I recently attended a business breakfast where we discussed the next round of technological change, set to revolutionise everything from insurance to car parking. Another set of known knowns will be abandoned, but—our host asked—how should established companies adapt to these changes? No one had a compelling answer. Across every business sector, managers are seeking ways to minimise the impact of their legacy activities so that they can explore new opportunities. It’s so much easier without a legacy.
Retailers are all too familiar with the challenges of legacy. Life has changed since W H Smith’s bicentenary celebration in 1992, which told a story of progressive legacy building, across sectors and around the world.
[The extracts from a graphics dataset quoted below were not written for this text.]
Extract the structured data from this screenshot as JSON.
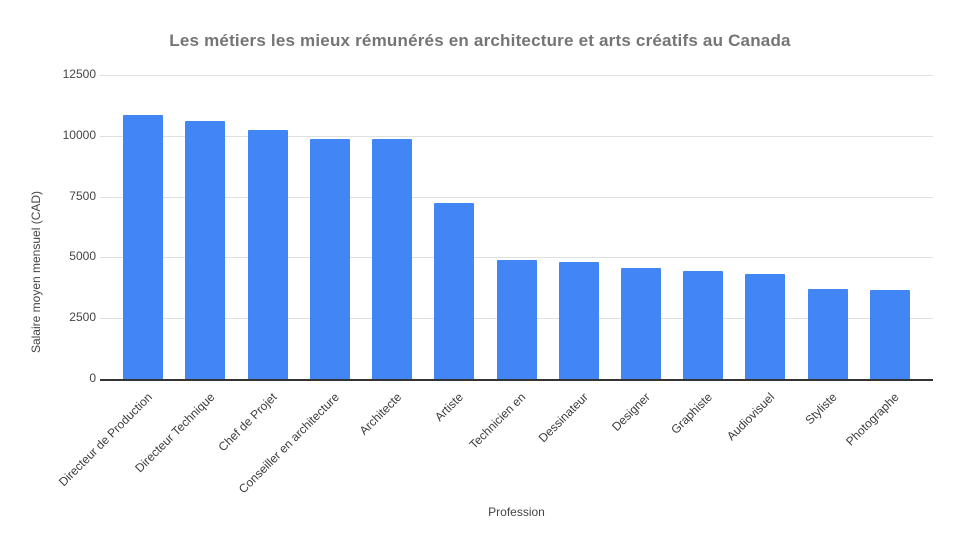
{
  "chart_data": {
    "type": "bar",
    "title": "Les métiers les mieux rémunérés en architecture et arts créatifs au Canada",
    "xlabel": "Profession",
    "ylabel": "Salaire moyen mensuel (CAD)",
    "categories": [
      "Directeur de Production",
      "Directeur Technique",
      "Chef de Projet",
      "Conseiller en architecture",
      "Architecte",
      "Artiste",
      "Technicien en",
      "Dessinateur",
      "Designer",
      "Graphiste",
      "Audiovisuel",
      "Styliste",
      "Photographe"
    ],
    "values": [
      10850,
      10600,
      10250,
      9850,
      9850,
      7250,
      4900,
      4800,
      4550,
      4450,
      4300,
      3700,
      3650
    ],
    "ylim": [
      0,
      12500
    ],
    "yticks": [
      0,
      2500,
      5000,
      7500,
      10000,
      12500
    ],
    "grid": true,
    "legend": "none",
    "colors": {
      "bar": "#4285f4",
      "title": "#757575",
      "tick_label": "#444444",
      "gridline": "#e0e0e0",
      "baseline": "#333333",
      "background": "#ffffff"
    }
  }
}
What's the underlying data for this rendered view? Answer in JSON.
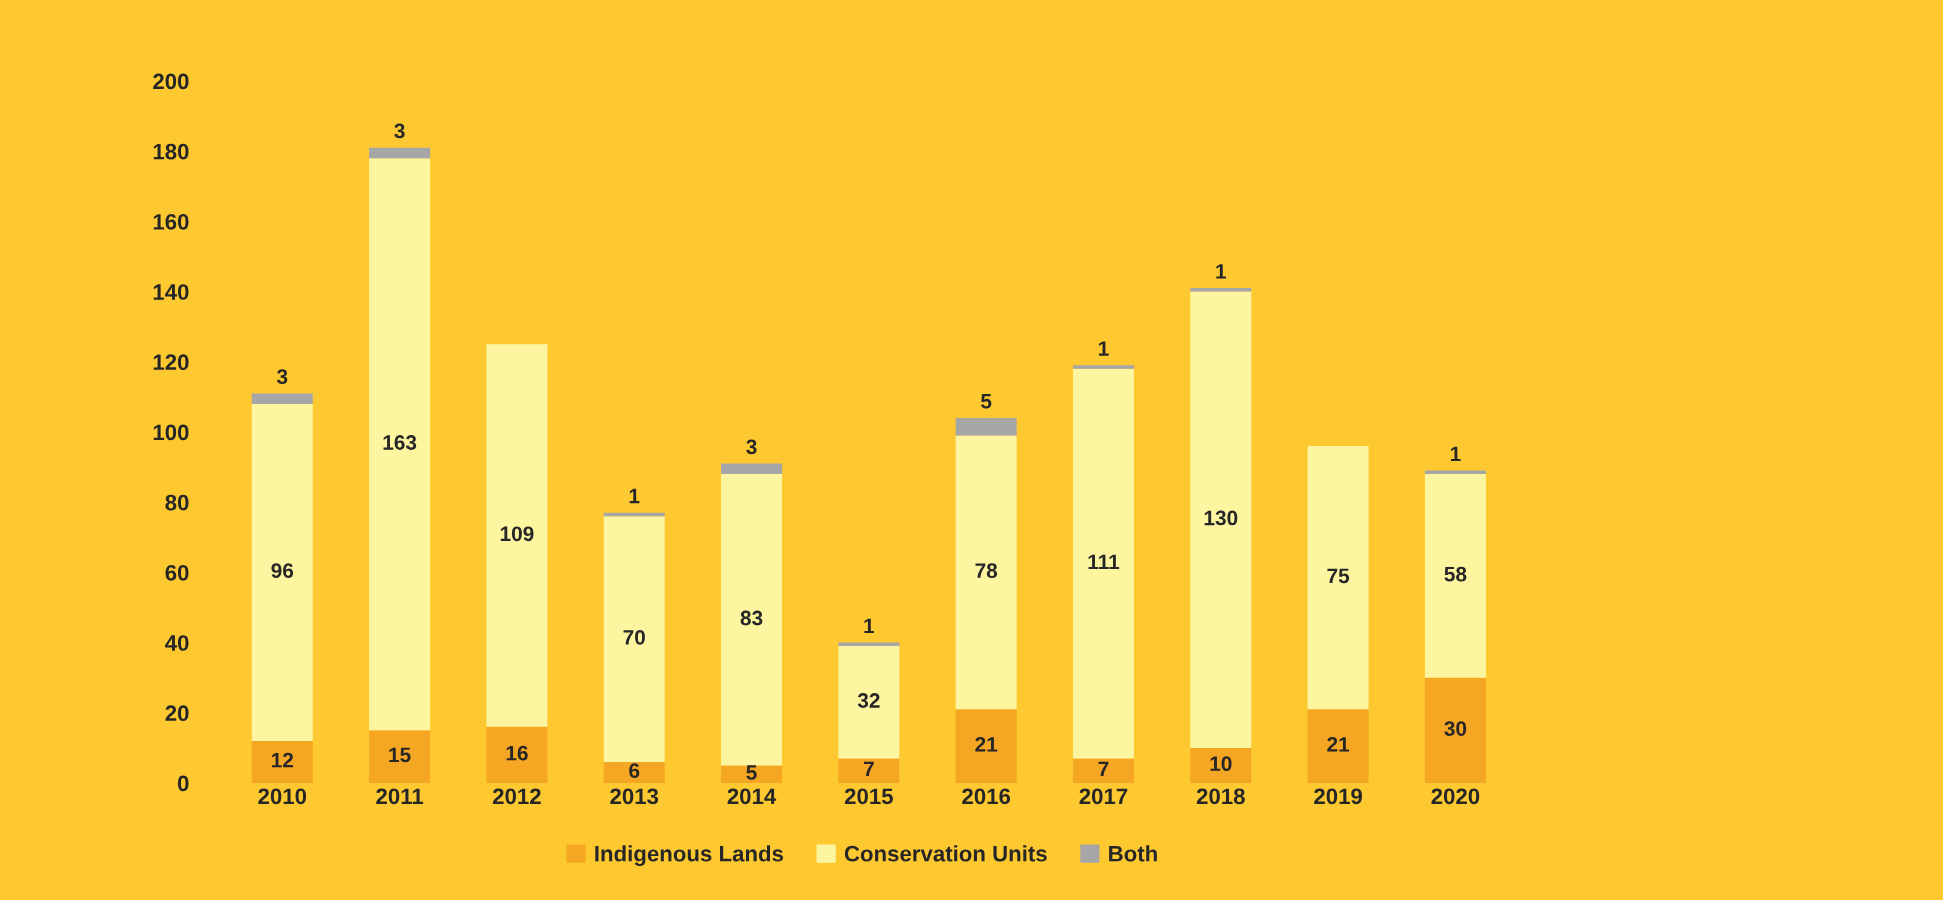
{
  "chart_data": {
    "type": "bar",
    "stacked": true,
    "data_labels": true,
    "legend": "bottom",
    "grid": false,
    "categories": [
      "2010",
      "2011",
      "2012",
      "2013",
      "2014",
      "2015",
      "2016",
      "2017",
      "2018",
      "2019",
      "2020"
    ],
    "ylim": [
      0,
      200
    ],
    "yticks": [
      0,
      20,
      40,
      60,
      80,
      100,
      120,
      140,
      160,
      180,
      200
    ],
    "series": [
      {
        "name": "Indigenous Lands",
        "color": "#f5a623",
        "values": [
          12,
          15,
          16,
          6,
          5,
          7,
          21,
          7,
          10,
          21,
          30
        ]
      },
      {
        "name": "Conservation Units",
        "color": "#fdf5a0",
        "values": [
          96,
          163,
          109,
          70,
          83,
          32,
          78,
          111,
          130,
          75,
          58
        ]
      },
      {
        "name": "Both",
        "color": "#a6a6a6",
        "values": [
          3,
          3,
          null,
          1,
          3,
          1,
          5,
          1,
          1,
          null,
          1
        ]
      }
    ]
  }
}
Most of that legacy (even News) has now moved on, and the company values what it can achieve tomorrow, with no time for yesterday’s memories.
WHS today is unsentimental, and will continue to reinvent itself. But for retailers in many sectors, a chain of hundreds of long leasehold stores, built up when a high street presence was everything, has become a millstone that is hard to escape without some form of fundamental restructuring. With a depressed demand for high street leases, retailers have to press on, seeking to extract some sort of income from these sites, knowing that many of them will never turn a decent profit again. Too much of their fiscal and strategic capital is being invested in sustaining the legacy, rather than creating new solutions to tomorrow’s customer needs.
Retailers’ more successful divisions will have to be split from their struggling compadres, if whole enterprises aren’t ultimately to fail. This will lead to more restructuring pain, but “legacy strength” is of little value compared to well-capitalised and focused efficiency. Legacies must prove their future relevance or be shaken off, if today’s market leaders are to thrive tomorrow.